Compaq KAP Fortran/OpenMP
for Tru64 UNIX
User Guide

5.1.8 -verbose, -v, (-nov)

This switch prints the passes as they execute with their arguments and their input and output files. Also prints final resource usage in the C-shell time format.

5.2 General Optimization Switches for kapf90

The following sections explain the function of each general optimization switch.

5.2.1 -interchange, -nointerchange, (-interchange)

Use the -interchange switch to enable loop interchanging. KAP enables loop interchange when -interchange is specified and the -optimize switch level is at least 1 or the -scalaropt switch level is 3. If you specify -nointerchange, KAP disables loop interchange regardless of the -optimize or -scalaropt switch settings. Loop interchanging is enabled by default.

5.2.2 -namepartitioning, -namepart, -nnamepart, (-nonamepartitioning)

This switch tells KAP to look at distinct array names and limit the number of arrays that appear in a loop to avoid cache thrashing. That is, this switch breaks a loop containing, for example, references to arrays A and B into two loops. One loop references array A and the other loop references array B.

Two arguments (i and j) used in a -namepartitioning=i,j switch, control name partitioning as follows:

i --- Specifies the minimum number of partitions. This is the preferred smallest number of distinct arrays in each distributed loop.
j --- Specifies the maximum number of partitions. This is the preferred largest number of distinct arrays in each distributed loop.

If no arguments appear with the -namepartitioning switch, KAP uses its default values of 2 for the minimum and 8 for the maximum number of partitions.

Before KAP can perform name partitioning, you must specify the switch -scalaropt=n, where n is greater than or equal to 3.

The -nonamepartitioning switch explicitly prevents name partitioning.

5.2.3 -optimize, -o, (-optimize=5)

The -optimize switch sets the base optimization and code analysis level, ranging from 0 (no optimization) to 5 (maximum optimization). The optimization level can also be modified on a loop-by-loop basis by the !*$* optimize (<integer>) directive. Some of the code analysis techniques can be enabled with the -scalaropt switch.

The meaning of each of the different optimization levels is as follows. Each optimization level is cumulative, for example, level 4 performs what is listed below for that level, in addition to what is listed for levels 0--3.

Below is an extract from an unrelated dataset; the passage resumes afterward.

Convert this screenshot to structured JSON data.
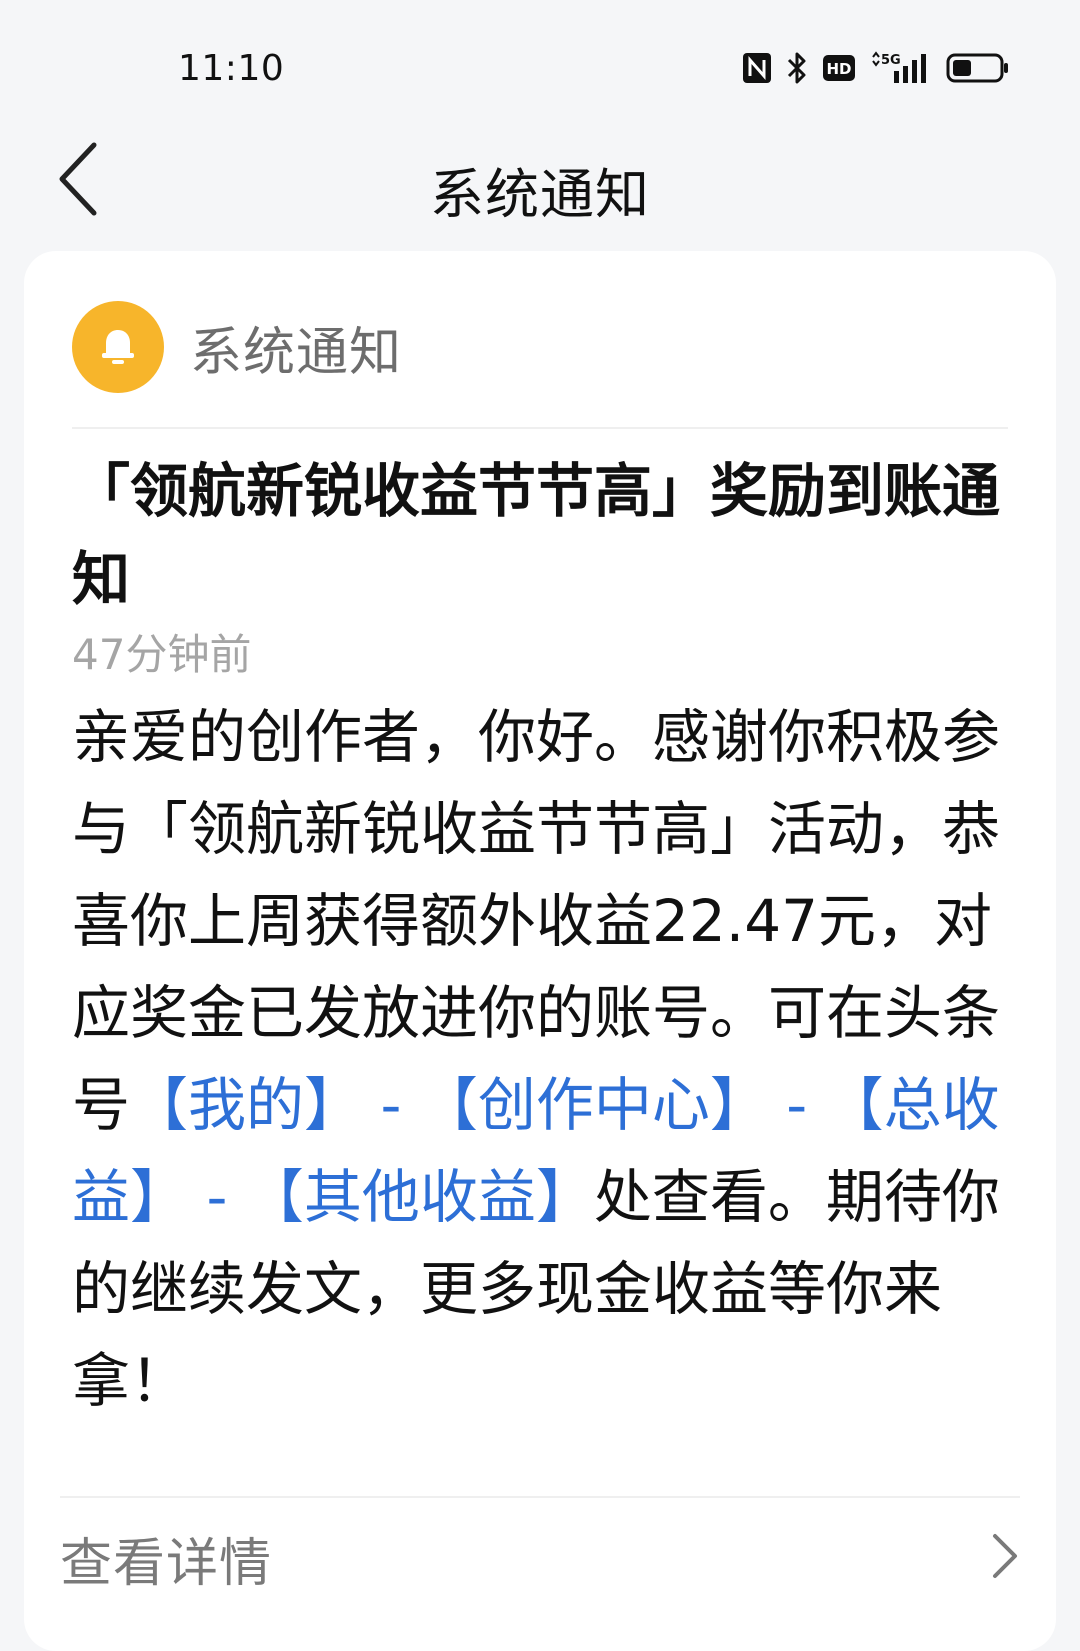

0 --- KAP performs no loop optimization.
1 --- KAP performs only simple analysis and optimization. Induction variables are recognized. DO loop interchanging techniques are applied.
2 --- Lifetime analysis is performed to determine when last-value assignment of subprogram-local scalar variables is necessary. More powerful data dependence tests are used.
3 --- More loop interchanging is attempted, such as interchanging of triangular loops. Special-case data dependence tests are used. Special index sets called wraparound variables are recognized.
4 --- Loop interchanging around reductions is attempted. More exact data dependence tests are used.
5 --- Array expansion is enabled at this point.

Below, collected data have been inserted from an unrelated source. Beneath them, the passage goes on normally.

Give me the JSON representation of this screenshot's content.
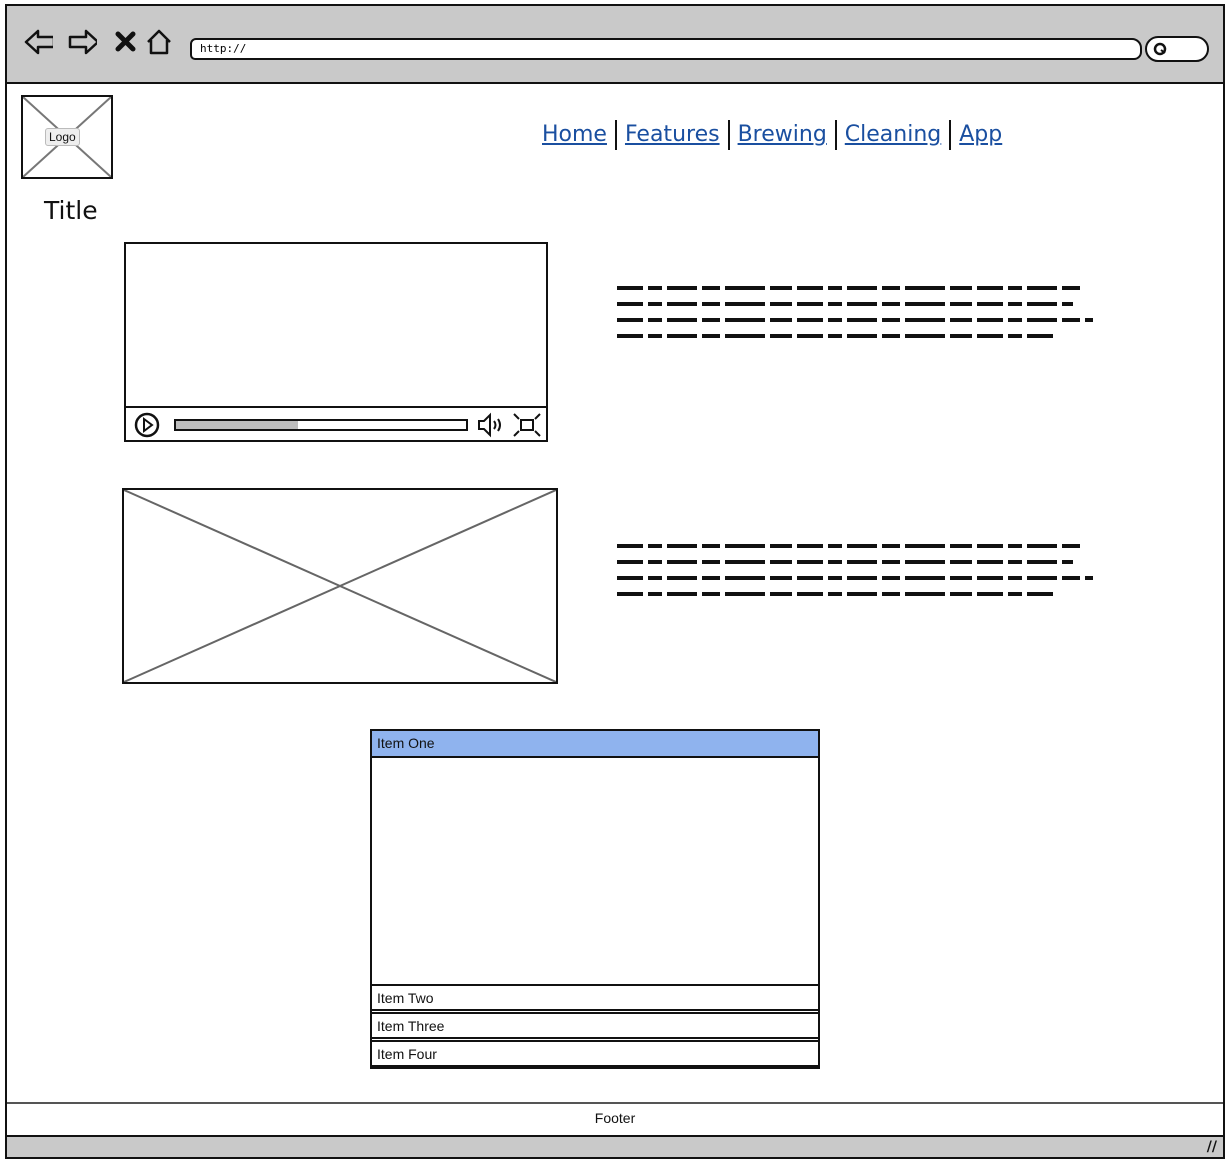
{
  "browser": {
    "url": "http://",
    "nav_icons": [
      "back-arrow-icon",
      "forward-arrow-icon",
      "close-icon",
      "home-icon"
    ]
  },
  "header": {
    "logo_label": "Logo",
    "nav_links": [
      {
        "label": "Home"
      },
      {
        "label": "Features"
      },
      {
        "label": "Brewing"
      },
      {
        "label": "Cleaning"
      },
      {
        "label": "App"
      }
    ]
  },
  "main": {
    "title": "Title",
    "video": {
      "progress": 0.42
    },
    "accordion": {
      "items": [
        {
          "label": "Item One",
          "expanded": true
        },
        {
          "label": "Item Two",
          "expanded": false
        },
        {
          "label": "Item Three",
          "expanded": false
        },
        {
          "label": "Item Four",
          "expanded": false
        }
      ]
    }
  },
  "footer": {
    "label": "Footer"
  },
  "colors": {
    "chrome": "#c9c9c9",
    "link": "#1a4fa0",
    "selected": "#8fb3ee"
  }
}
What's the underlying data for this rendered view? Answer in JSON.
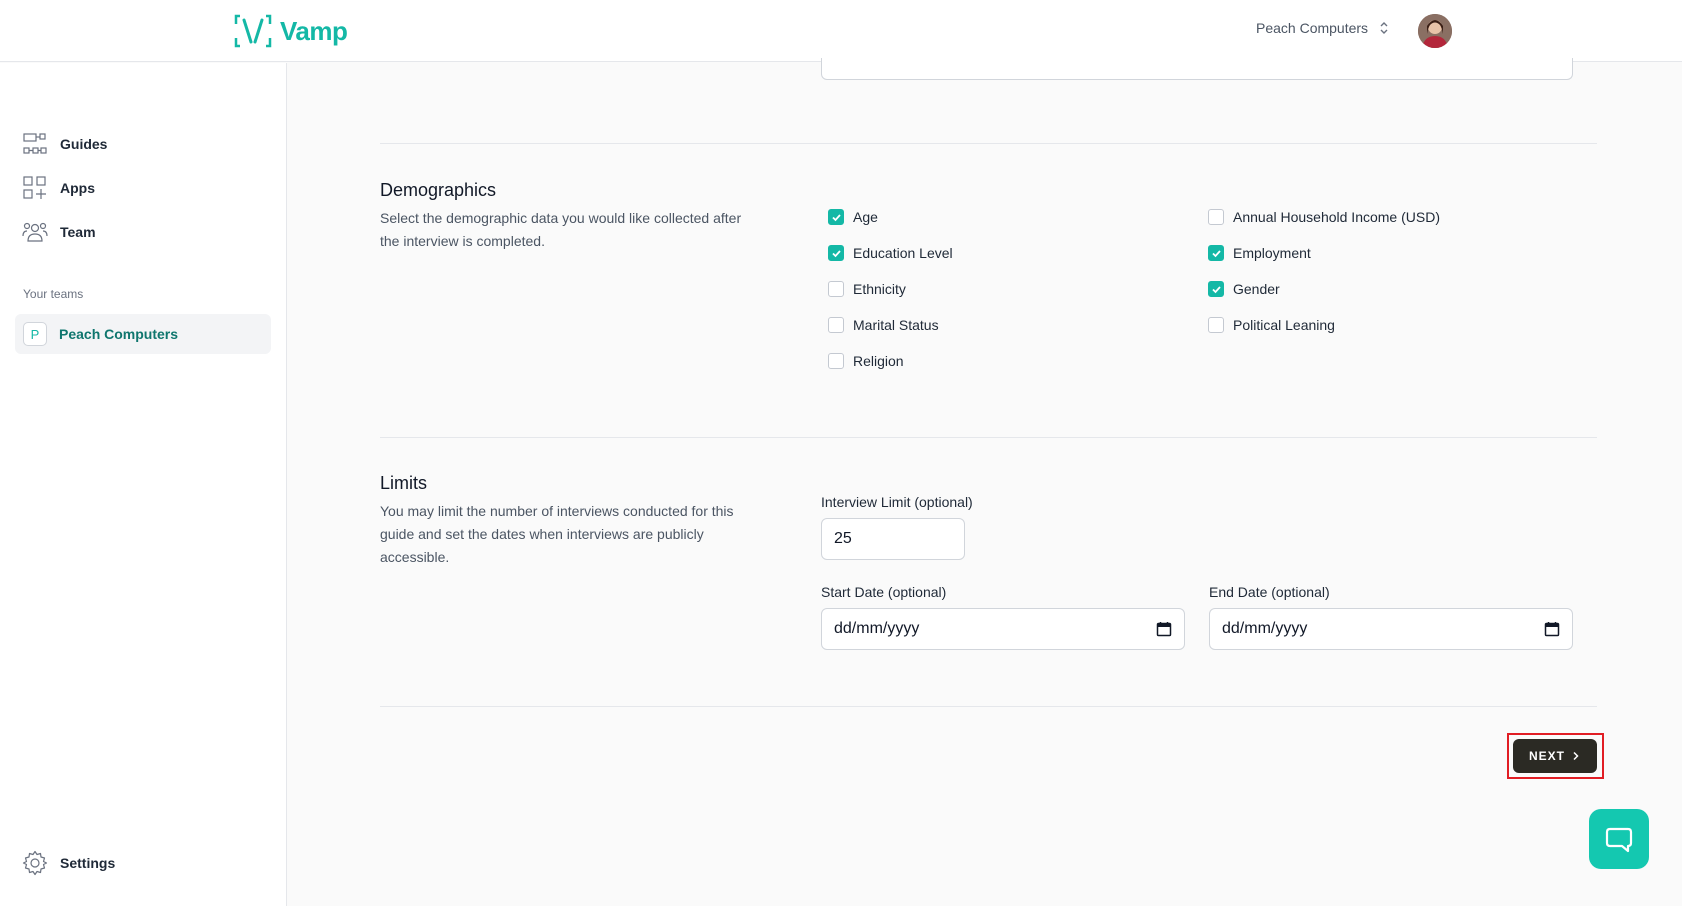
{
  "app": {
    "name": "Vamp"
  },
  "header": {
    "team_switcher": "Peach Computers"
  },
  "sidebar": {
    "items": [
      {
        "label": "Guides",
        "icon": "guides-icon"
      },
      {
        "label": "Apps",
        "icon": "apps-icon"
      },
      {
        "label": "Team",
        "icon": "team-icon"
      }
    ],
    "teams_heading": "Your teams",
    "team": {
      "letter": "P",
      "name": "Peach Computers"
    },
    "settings_label": "Settings"
  },
  "demographics": {
    "title": "Demographics",
    "description": "Select the demographic data you would like collected after the interview is completed.",
    "options": [
      {
        "label": "Age",
        "checked": true
      },
      {
        "label": "Education Level",
        "checked": true
      },
      {
        "label": "Ethnicity",
        "checked": false
      },
      {
        "label": "Marital Status",
        "checked": false
      },
      {
        "label": "Religion",
        "checked": false
      },
      {
        "label": "Annual Household Income (USD)",
        "checked": false
      },
      {
        "label": "Employment",
        "checked": true
      },
      {
        "label": "Gender",
        "checked": true
      },
      {
        "label": "Political Leaning",
        "checked": false
      }
    ]
  },
  "limits": {
    "title": "Limits",
    "description": "You may limit the number of interviews conducted for this guide and set the dates when interviews are publicly accessible.",
    "interview_limit_label": "Interview Limit (optional)",
    "interview_limit_value": "25",
    "start_date_label": "Start Date (optional)",
    "start_date_placeholder": "dd/mm/yyyy",
    "end_date_label": "End Date (optional)",
    "end_date_placeholder": "dd/mm/yyyy"
  },
  "actions": {
    "next_label": "NEXT"
  },
  "colors": {
    "accent": "#14b8a6",
    "button_dark": "#2b2a24",
    "highlight": "#e11d24"
  }
}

A higher optimization level results in more optimization, more analysis, and more ambitious transformations, along with increased compilation time.

5.2.4 -recursion, -rec, (-norecursion), -norec

The -recursion switch informs KAP that subroutines and functions in the source program may be called recursively (that is, it calls itself or calls another routine that calls it). This affects storage allocation decisions and the interpretation of the -save option. The -recursion switch must be in force in each recursive routine that kapf90 processes, or unsafe transformations could result.

The -norecursion option tells KAP to assume that recursion is not used in the program being processed.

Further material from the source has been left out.